Küçücük bir tohumdan çıkan bitkiler, yediğimiz içtiğimiz sebzeler, meyveler adeta büyülüyor insanı değil mi?
Bir bahçe tasarlamak, sebze ve meyvelerin için hobi alanı oluşturmak oldukça keyifli ancak oldukça da yorucu bir iştir. Her konuda olduğu gibi seviyorsan bu yorgunluğun da tatlı bir tarafı vardır senin için…Dolayısıyla süreci de değerli bulursun ve kıymetini artırmak için de okursun, araştırırsın ve tecrübelilere danışırsın. Soracağım tecrübeli kişileri bulmak da zorlaştı benim için. Neden mi?
Önceleri sanırdım ki doğayla uğraşan herkes benim gibi bildiği ve öğrendiği her şeyi herkesle paylaşmak ister. Doğa bu, Dünyamızın her alanı, her yeri…Bilemiyorum ki nasıl anlatayım “..dört duvar, bir çatının dışındaki her yer işte…” Düşünebiliyor musunuz? Ne kadar büyük bir alan…Paylaşamayacak ne var yani? Bildiğin, uyguladığın, paylaştığın her bilgi Dünyamızın yaşanılası bir gezegen olma durumunu sürdürmeye yardımcı olacak, ekolojik hayatın dengesini koruyacak ve sürdürülebilirliği iliklerimize kadar bize hissettirip yaşattıracak. İşte bu gibi sebeplerle herkes her bilgiyi paylaşmak ister sanıyordum (öğretmenim ya meslek hastalığı mı acaba?)… Ancak maalesef öyle olmuyor kimi kibirinden kimi yaptığın işi küçümsediğinden kimi de “…onu da bilmeyiver, yapmayıver…” yaklaşımından kaynaklı bilgisini paylaşmak istemiyor (…hayır onu da bilsem ne olur ki? kime ne zararım var? anlayamıyorum…) Bana bilmediğim bir şeyi öğreten kişi beni çok mutlu eder, bildiğiniz gibi değil içim kıpır kıpır olur. Bunu da mutlaka belli ederim; öğreten kişi ile samimiyetime bağlı olarak ya kocaman gülümserim ya da kırk kere teşekkür ederim:) Bilgi paylaştıkça değerlenir öyle değil mi?

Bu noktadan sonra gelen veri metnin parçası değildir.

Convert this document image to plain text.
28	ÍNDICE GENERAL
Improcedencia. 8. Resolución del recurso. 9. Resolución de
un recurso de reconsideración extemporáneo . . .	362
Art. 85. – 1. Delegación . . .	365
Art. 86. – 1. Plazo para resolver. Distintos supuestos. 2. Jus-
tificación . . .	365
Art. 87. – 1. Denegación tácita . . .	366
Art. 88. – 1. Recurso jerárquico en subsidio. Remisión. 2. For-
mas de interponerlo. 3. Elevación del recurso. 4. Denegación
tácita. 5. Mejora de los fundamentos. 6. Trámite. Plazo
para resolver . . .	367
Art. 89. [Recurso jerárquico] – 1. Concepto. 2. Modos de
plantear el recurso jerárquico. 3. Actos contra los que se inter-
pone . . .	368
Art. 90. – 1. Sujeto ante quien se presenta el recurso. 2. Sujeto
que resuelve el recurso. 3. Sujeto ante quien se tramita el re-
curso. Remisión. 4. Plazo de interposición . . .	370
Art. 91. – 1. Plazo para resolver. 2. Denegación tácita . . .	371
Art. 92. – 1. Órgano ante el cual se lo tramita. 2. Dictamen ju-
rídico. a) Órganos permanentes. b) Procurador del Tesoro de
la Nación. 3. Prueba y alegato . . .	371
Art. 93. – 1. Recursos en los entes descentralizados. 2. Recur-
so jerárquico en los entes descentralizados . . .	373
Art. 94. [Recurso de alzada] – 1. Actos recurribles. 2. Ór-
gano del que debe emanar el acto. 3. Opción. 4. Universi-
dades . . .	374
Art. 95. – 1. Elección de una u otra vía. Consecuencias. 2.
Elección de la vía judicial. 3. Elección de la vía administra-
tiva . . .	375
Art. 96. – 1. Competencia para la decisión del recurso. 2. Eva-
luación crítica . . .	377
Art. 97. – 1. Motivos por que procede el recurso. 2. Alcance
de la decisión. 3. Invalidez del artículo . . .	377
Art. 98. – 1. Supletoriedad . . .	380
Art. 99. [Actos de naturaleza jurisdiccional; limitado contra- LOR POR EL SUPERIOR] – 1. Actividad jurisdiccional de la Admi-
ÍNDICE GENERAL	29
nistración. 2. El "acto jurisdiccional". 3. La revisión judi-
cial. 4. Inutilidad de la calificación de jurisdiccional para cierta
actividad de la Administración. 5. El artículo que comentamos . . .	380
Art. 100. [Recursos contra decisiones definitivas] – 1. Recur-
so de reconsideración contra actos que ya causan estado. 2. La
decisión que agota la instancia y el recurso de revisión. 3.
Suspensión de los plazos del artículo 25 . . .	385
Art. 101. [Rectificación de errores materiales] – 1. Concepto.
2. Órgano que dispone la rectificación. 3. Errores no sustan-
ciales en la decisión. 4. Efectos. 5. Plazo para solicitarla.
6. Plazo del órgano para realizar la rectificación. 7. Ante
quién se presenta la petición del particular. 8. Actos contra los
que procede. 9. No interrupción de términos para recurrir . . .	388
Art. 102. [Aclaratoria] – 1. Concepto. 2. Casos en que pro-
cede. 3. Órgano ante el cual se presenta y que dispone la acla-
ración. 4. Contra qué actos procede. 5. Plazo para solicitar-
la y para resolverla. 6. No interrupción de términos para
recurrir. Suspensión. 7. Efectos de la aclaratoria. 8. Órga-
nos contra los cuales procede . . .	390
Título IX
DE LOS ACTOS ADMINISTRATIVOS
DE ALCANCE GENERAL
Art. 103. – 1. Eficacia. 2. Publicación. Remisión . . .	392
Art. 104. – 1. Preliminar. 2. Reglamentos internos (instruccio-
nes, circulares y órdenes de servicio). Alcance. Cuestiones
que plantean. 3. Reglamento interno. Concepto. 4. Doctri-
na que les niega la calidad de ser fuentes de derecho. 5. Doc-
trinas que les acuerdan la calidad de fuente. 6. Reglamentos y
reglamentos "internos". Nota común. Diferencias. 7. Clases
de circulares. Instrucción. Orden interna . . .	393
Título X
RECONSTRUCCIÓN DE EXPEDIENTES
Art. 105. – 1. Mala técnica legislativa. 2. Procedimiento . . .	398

Gelelim sorma konusuna: Balkonda bitki yetiştirirken fazla soracak bir şey olmuyordu doğrusu. Apartmanda doğup büyüdüğüm için pencere önünde, balkonda bitki yetiştirmeyi göre göre öğrendim zaten…Yetişkin olduğumda da öğrenmek istediğim şeylere okuyarak, araştırarak ulaşıyordum. Sonra bir bahçem olduğunda işler biraz zorlaşmaya başladı çünkü tek yıllık bitkilerin yanı sıra çok yıllık bitkiler, meyve ağaçları, peyzaj bitkileri de hayatıma girince işler biraz çetrefilleşti. Okumalara, araştırmalara yetişemez oldum. Sonuçta saksı bitkisi yetiştirdiğim zamanlar bitkinin başına bir şey gelince ya yenisini alıyor ya da o bitkiden olan bir tanıdığımdan bir parça alıp tekrar tutturabiliyordum. Bitki yetiştirme alanı da pencere önü ve balkonla kısıtlı olduğundan beğendiğim başka bir bitki ile değiştirebiliyordum. Ancak hayalimdeki bahçeyi oluşturmak için zayiatı en aza indirip verimi en fazla hale getirmek gerekiyordu. Biliyor musunuz, büyük bir alanda sürdürülebilirliği sağlamak göründüğü gibi kolay olmuyor (Geri dönüşüm, ileri dönüşüm yapmak bazılarına hafife alınacak bir mesele gibi geliyor ya ben de buna çok şaşırıyorum.). Tam bu noktada konuyu dağıtmadan tekrar yazıyı toparlıyorum( Bunu da nereden öğrenmeliyim bilmiyorum, henüz araştırmadım ama anlatacak çok şeyim varmış, bunları nasıl ilişkilendireyim diye…Yazarken bakıyorum bir konuyu anlatırken o konunun içinde küçük küçük diğer konu başlıkları kümeleri oluşuyor. Bunların başlığını atıp taslak yapıyorum. Bir dahaki sefere yazmak için zaman bulduğumda bu konuyu ele alayım diye…).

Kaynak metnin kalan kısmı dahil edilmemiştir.